I have this thing.
It’s a bit of an issue.

I never want to come into the “full time mom / stay at home mum / housewife / home maker” category. I have a word association issue.

I see it as insulting.
Something less.
Something not quite.
Almost there but not.
Something that you can pay someone to do.
Something that someone choose because they didn’t want to make the other choice.

But now.
I am here.

And many of my days do consist of pram walks to Coles, cooking curries and putting the clothes for a wash. I enjoy it about 80% of the time.

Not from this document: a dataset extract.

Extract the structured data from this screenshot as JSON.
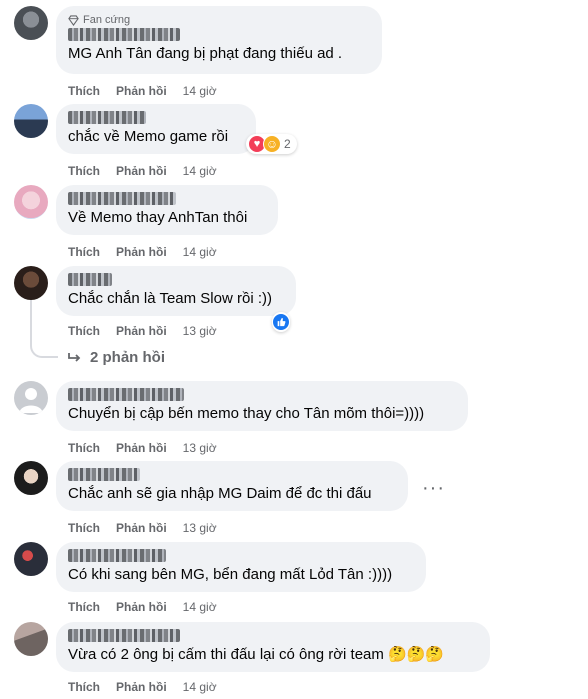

Is that a bad thing? To be okay with it?
So today I was thinking.
Why is it insulting?

Is it just me thinking this way?
Did my mum have something to do with this? Did Sheryl Sandberg have something to do with this?

I know now.
I keep my home together.
I think about the details and the big picture.
The tangibles and the intangibles.
From ordering the diapers to making homemade paneer, from making the chai to ensuring woollens don’t get shrunk, from telling V which sweater to wear with that tie to making sure we have a dining table.
Choosing Aru’s school and the philosophies of his upbringing. Understanding my husband’s business plans as they unfold and being his steady guide and friend to take his concerns to.
Taking care of myself, protecting the things I hold dear; dance, writing, art and relationships.

I am a wife. I am a mum.
I am the core of my home.

As V says, “If Karishma falls apart, we all fall apart.”

I wonder that the stigma is simply because the house wives and home makers never stopped doing what they did. They were always there, never taking a holiday, staying loyal through the night, serving chai when they were meant to be getting a rest. They never made themselves a rare commodity. Perhaps in a way, they oversupplied. Never knowing when to stop ironing the boys shirts. Always making sure dinner was served. Complaining, but never really stopping either.

It was their choice.

But my choice?
Let’s put it this way, every now and then I fall apart to make sure these two boys of mine know what happens when I’m not around.

Perhaps we need to collectively stand together and fall apart.

So the world changes.
To appreciate and recognise the value of a stay at home mum more than the value of a CEO of any empire.